The decoration is often poor and gaudy; but architecturally Pierrefonds is a work of genius. To walk through it is to see the Middle Ages alive, and as they were: a hundred phrases of mediæval novels or poems throng our memory. See, there is the great Justice Hall, built separate from the keep, above the Salle des Gardes; and there, connecting it with the outer defences, are the galleries or loggie, where the knights and ladies used to meet and watch the Palm Play in the court below. Here is the keep, a fortress within a fortress, with its postern on the open country. From its watch-towers, or its double row of battlements, we can study the whole system of mediæval defence. Ah, this would be the place to read some particularly exciting book of Froissart’s—“The Campaign in Brittany,” for instance, or one of those great Gascon sieges, full of histories of mining and counter-mining, of sudden sallies from the postern gate, of great engines built like towers, launching stones and Greek fire, which the enemy wheels by night against the castle wall. I am deep in mediæval strategy when a timid common-sensible voice interrupts—
“Mais comment cela se peut-il que le château soit si ancien, p’isque vous me dites qu’il fut construit sous le Second Empire?”

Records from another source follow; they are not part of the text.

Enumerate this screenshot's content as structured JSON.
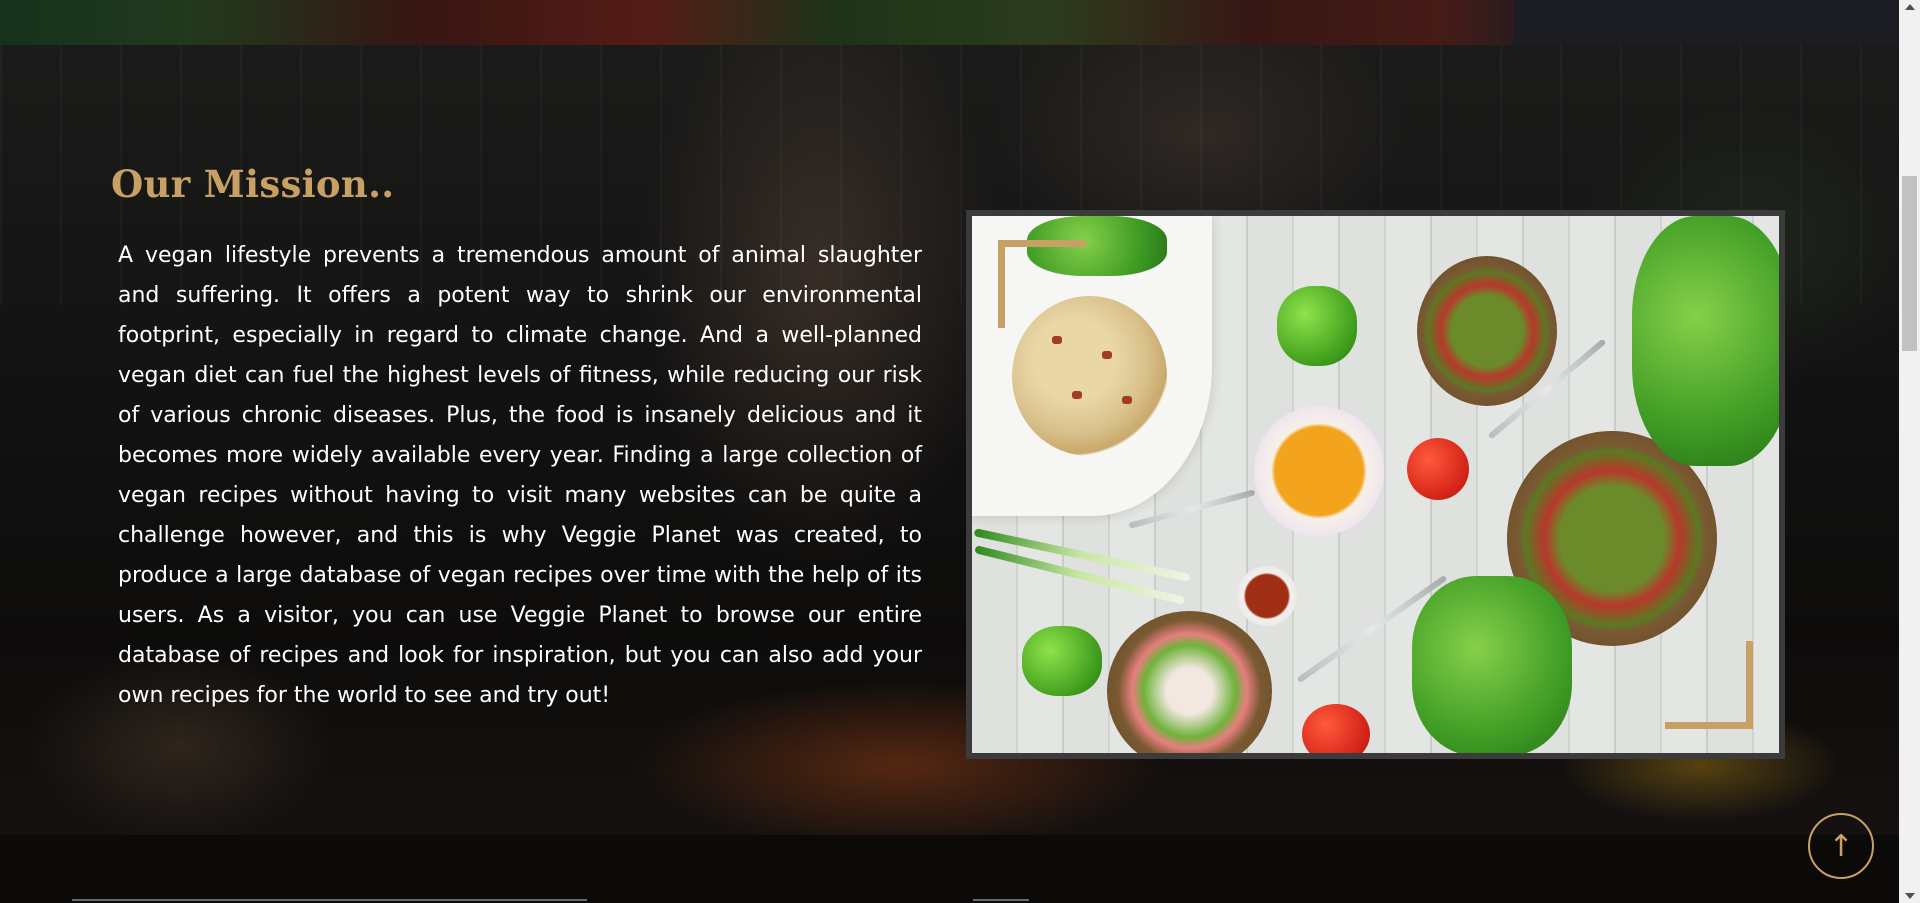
{
  "mission": {
    "heading": "Our Mission..",
    "body": "A vegan lifestyle prevents a tremendous amount of animal slaughter and suffering. It offers a potent way to shrink our environmental footprint, especially in regard to climate change. And a well-planned vegan diet can fuel the highest levels of fitness, while reducing our risk of various chronic diseases. Plus, the food is insanely delicious and it becomes more widely available every year. Finding a large collection of vegan recipes without having to visit many websites can be quite a challenge however, and this is why Veggie Planet was created, to produce a large database of vegan recipes over time with the help of its users. As a visitor, you can use Veggie Planet to browse our entire database of recipes and look for inspiration, but you can also add your own recipes for the world to see and try out!"
  },
  "back_to_top": {
    "icon": "arrow-up-icon",
    "glyph": "↑"
  },
  "colors": {
    "accent": "#c8a064",
    "text": "#ffffff",
    "background": "#0b0a09"
  }
}
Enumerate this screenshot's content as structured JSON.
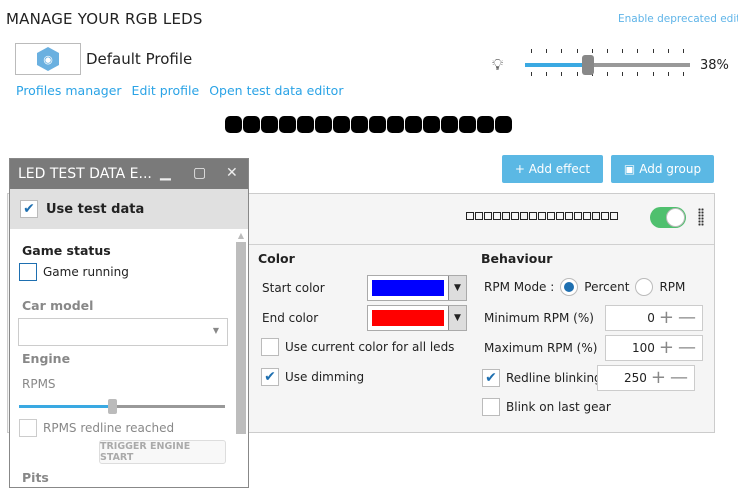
{
  "header": {
    "title": "MANAGE YOUR RGB LEDS",
    "deprecated_link": "Enable deprecated editor"
  },
  "profile": {
    "name": "Default Profile",
    "icon": "gamepad-icon",
    "links": [
      "Profiles manager",
      "Edit profile",
      "Open test data editor"
    ]
  },
  "brightness": {
    "icon": "lightbulb-icon",
    "value_percent": 38,
    "label": "38%"
  },
  "leds": {
    "count": 16,
    "color": "#000000"
  },
  "toolbar": {
    "add_effect": "+ Add effect",
    "add_group": "Add group"
  },
  "effect": {
    "enabled": true,
    "led_slots": 17,
    "color": {
      "heading": "Color",
      "start_label": "Start color",
      "start_color": "#0000ff",
      "end_label": "End color",
      "end_color": "#ff0000",
      "use_current": "Use current color for all leds",
      "use_current_checked": false,
      "dimming": "Use dimming",
      "dimming_checked": true
    },
    "behaviour": {
      "heading": "Behaviour",
      "rpm_mode_label": "RPM Mode :",
      "mode_percent": "Percent",
      "mode_rpm": "RPM",
      "selected_mode": "Percent",
      "min_label": "Minimum RPM (%)",
      "min_value": "0",
      "max_label": "Maximum RPM (%)",
      "max_value": "100",
      "redline_label": "Redline blinking (ms)",
      "redline_value": "250",
      "redline_checked": true,
      "blink_last_gear": "Blink on last gear",
      "blink_checked": false
    }
  },
  "dialog": {
    "title": "LED TEST DATA E...",
    "use_test_data": "Use test data",
    "use_checked": true,
    "game_status": "Game status",
    "game_running": "Game running",
    "car_model": "Car model",
    "car_model_value": "",
    "engine": "Engine",
    "rpms": "RPMS",
    "rpms_value_percent": 45,
    "redline": "RPMS redline reached",
    "trigger": "TRIGGER ENGINE START",
    "pits": "Pits"
  }
}
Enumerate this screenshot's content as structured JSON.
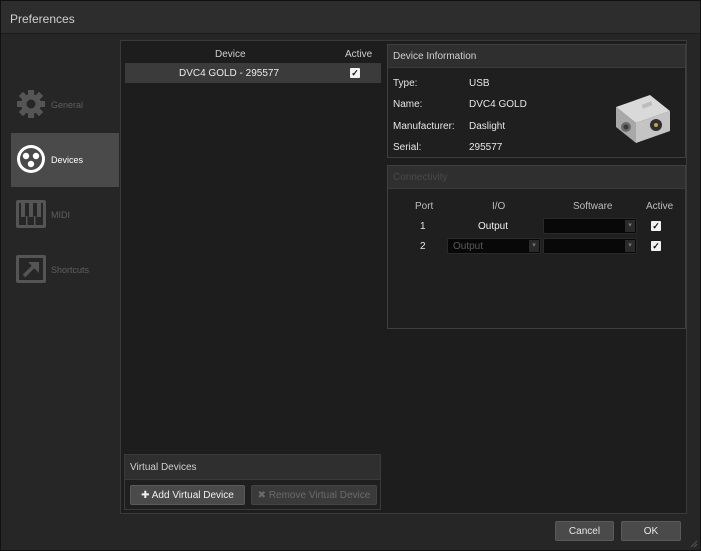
{
  "window": {
    "title": "Preferences"
  },
  "nav": {
    "items": [
      {
        "label": "General",
        "icon": "gear-icon"
      },
      {
        "label": "Devices",
        "icon": "xlr-connector-icon"
      },
      {
        "label": "MIDI",
        "icon": "piano-keys-icon"
      },
      {
        "label": "Shortcuts",
        "icon": "arrow-out-icon"
      }
    ],
    "active": "Devices"
  },
  "devices": {
    "header_device": "Device",
    "header_active": "Active",
    "rows": [
      {
        "name": "DVC4 GOLD - 295577",
        "active": true
      }
    ]
  },
  "device_info": {
    "title": "Device Information",
    "fields": [
      {
        "key": "Type:",
        "value": "USB"
      },
      {
        "key": "Name:",
        "value": "DVC4 GOLD"
      },
      {
        "key": "Manufacturer:",
        "value": "Daslight"
      },
      {
        "key": "Serial:",
        "value": "295577"
      }
    ]
  },
  "connectivity": {
    "title": "Connectivity",
    "headers": {
      "port": "Port",
      "io": "I/O",
      "software": "Software",
      "active": "Active"
    },
    "rows": [
      {
        "port": "1",
        "io": "Output",
        "software": "",
        "active": true
      },
      {
        "port": "2",
        "io": "Output",
        "software": "",
        "active": true
      }
    ]
  },
  "virtual_devices": {
    "title": "Virtual Devices",
    "add_label": "Add Virtual Device",
    "remove_label": "Remove Virtual Device"
  },
  "footer": {
    "cancel_label": "Cancel",
    "ok_label": "OK"
  },
  "colors": {
    "active_nav": "#4a4a4a",
    "window_bg": "#262626",
    "panel_bg": "#1d1d1d"
  }
}
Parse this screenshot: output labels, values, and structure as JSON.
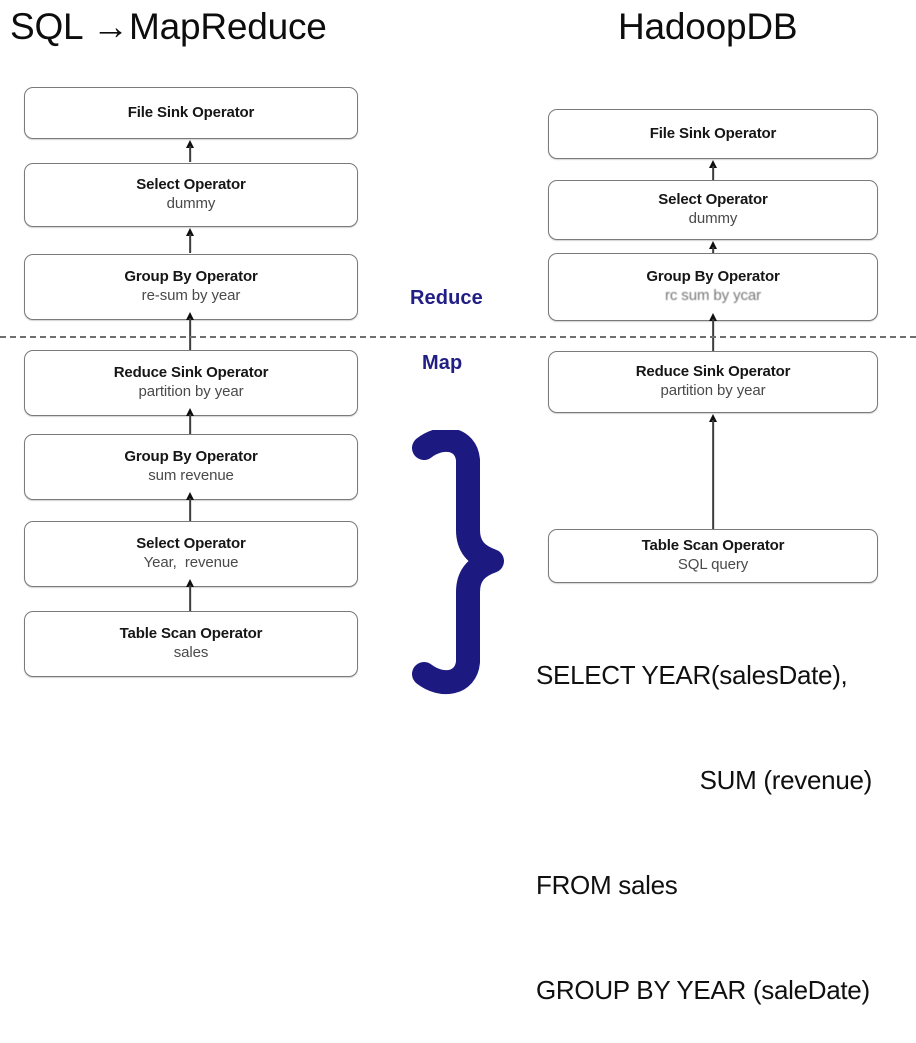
{
  "titles": {
    "left": "SQL →MapReduce",
    "right": "HadoopDB"
  },
  "phase_labels": {
    "reduce": "Reduce",
    "map": "Map",
    "color": "#211e86"
  },
  "colors": {
    "brace": "#1c1a80",
    "phase_text": "#211e86",
    "box_border": "#7a7a7a",
    "box_fill": "#ffffff",
    "arrow": "#0f0f0f",
    "divider": "#6e6e6e",
    "title_text": "#0d0d0d"
  },
  "left_pipeline": {
    "name": "SQL to MapReduce operator tree",
    "boxes": [
      {
        "title": "File Sink Operator",
        "sub": ""
      },
      {
        "title": "Select Operator",
        "sub": "dummy"
      },
      {
        "title": "Group By Operator",
        "sub": "re-sum by year"
      },
      {
        "title": "Reduce Sink Operator",
        "sub": "partition by year"
      },
      {
        "title": "Group By Operator",
        "sub": "sum revenue"
      },
      {
        "title": "Select Operator",
        "sub": "Year,  revenue"
      },
      {
        "title": "Table Scan Operator",
        "sub": "sales"
      }
    ]
  },
  "right_pipeline": {
    "name": "HadoopDB operator tree",
    "boxes": [
      {
        "title": "File Sink Operator",
        "sub": ""
      },
      {
        "title": "Select Operator",
        "sub": "dummy"
      },
      {
        "title": "Group By Operator",
        "sub": "rc sum by ycar"
      },
      {
        "title": "Reduce Sink Operator",
        "sub": "partition by year"
      },
      {
        "title": "Table Scan Operator",
        "sub": "SQL query"
      }
    ]
  },
  "sql_query": {
    "line1": "SELECT YEAR(salesDate),",
    "line2": "SUM (revenue)",
    "line3": "FROM sales",
    "line4": "GROUP BY YEAR (saleDate)"
  },
  "brace": {
    "glyph": "}"
  }
}
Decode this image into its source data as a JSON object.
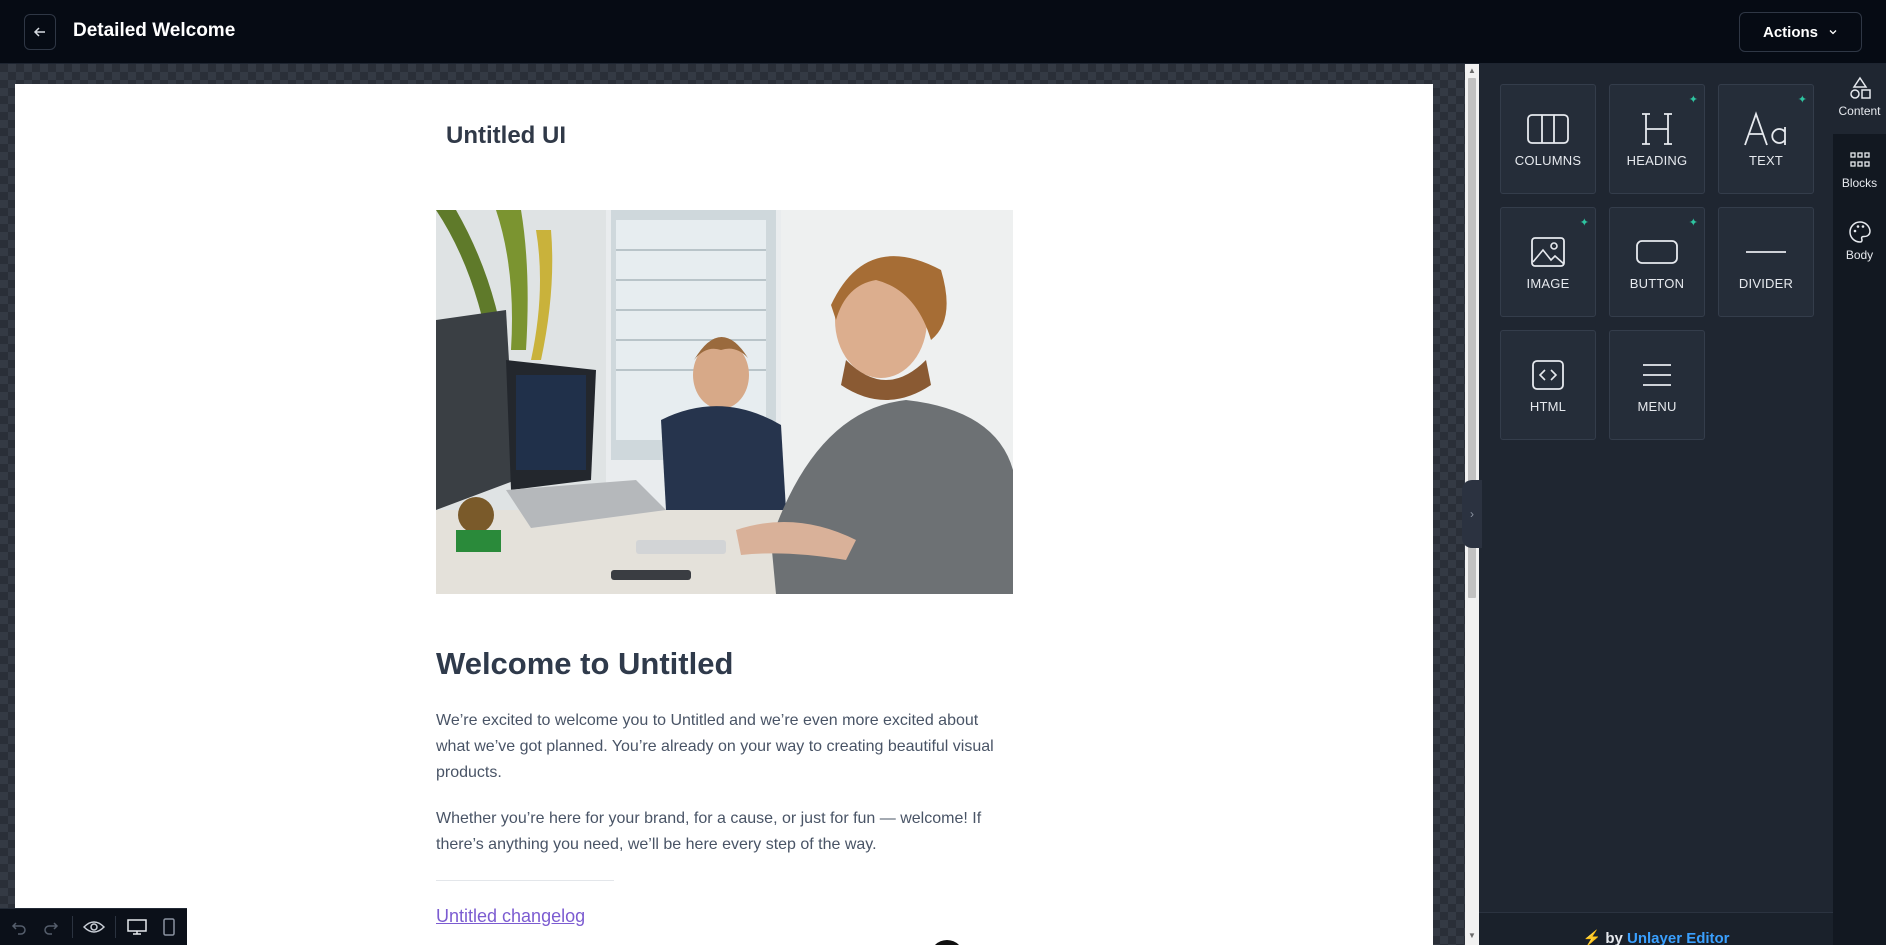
{
  "header": {
    "title": "Detailed Welcome",
    "actions_label": "Actions"
  },
  "email": {
    "brand": "Untitled UI",
    "heading": "Welcome to Untitled",
    "paragraph1": "We’re excited to welcome you to Untitled and we’re even more excited about what we’ve got planned. You’re already on your way to creating beautiful visual products.",
    "paragraph2": "Whether you’re here for your brand, for a cause, or just for fun — welcome! If there’s anything you need, we’ll be here every step of the way.",
    "changelog_link": "Untitled changelog"
  },
  "tiles": [
    {
      "label": "COLUMNS",
      "icon": "columns-icon",
      "ai": false
    },
    {
      "label": "HEADING",
      "icon": "heading-icon",
      "ai": true
    },
    {
      "label": "TEXT",
      "icon": "text-icon",
      "ai": true
    },
    {
      "label": "IMAGE",
      "icon": "image-icon",
      "ai": true
    },
    {
      "label": "BUTTON",
      "icon": "button-icon",
      "ai": true
    },
    {
      "label": "DIVIDER",
      "icon": "divider-icon",
      "ai": false
    },
    {
      "label": "HTML",
      "icon": "html-icon",
      "ai": false
    },
    {
      "label": "MENU",
      "icon": "menu-icon",
      "ai": false
    }
  ],
  "rail": {
    "content": "Content",
    "blocks": "Blocks",
    "body": "Body"
  },
  "footer": {
    "by": "by",
    "brand": "Unlayer Editor"
  },
  "colors": {
    "accent_ai": "#2ec4a0",
    "link": "#7c5cd1",
    "footer_link": "#3aa0ff"
  }
}
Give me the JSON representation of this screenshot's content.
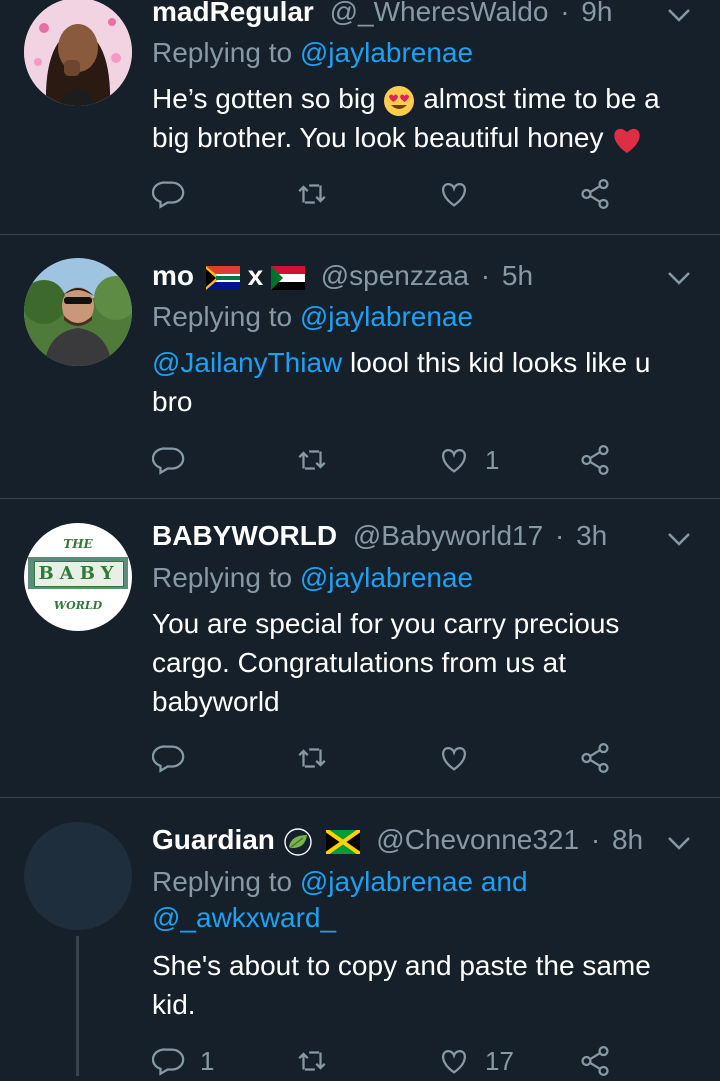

’Tis our fellow-sightseer, apparently some local tradesman, bent on holiday, tramping the forest with his wife, their dinner in a basket, and bunches of muguets dangling from their wrists. He is a shrewd little fellow. In his one phrase, he has summed up the sovereign objection to Pierrefonds—
“How can the castle be so ancient if, as you say, ’twas built under Napoleon III.?”
Decidedly Pierrefonds is too well restored!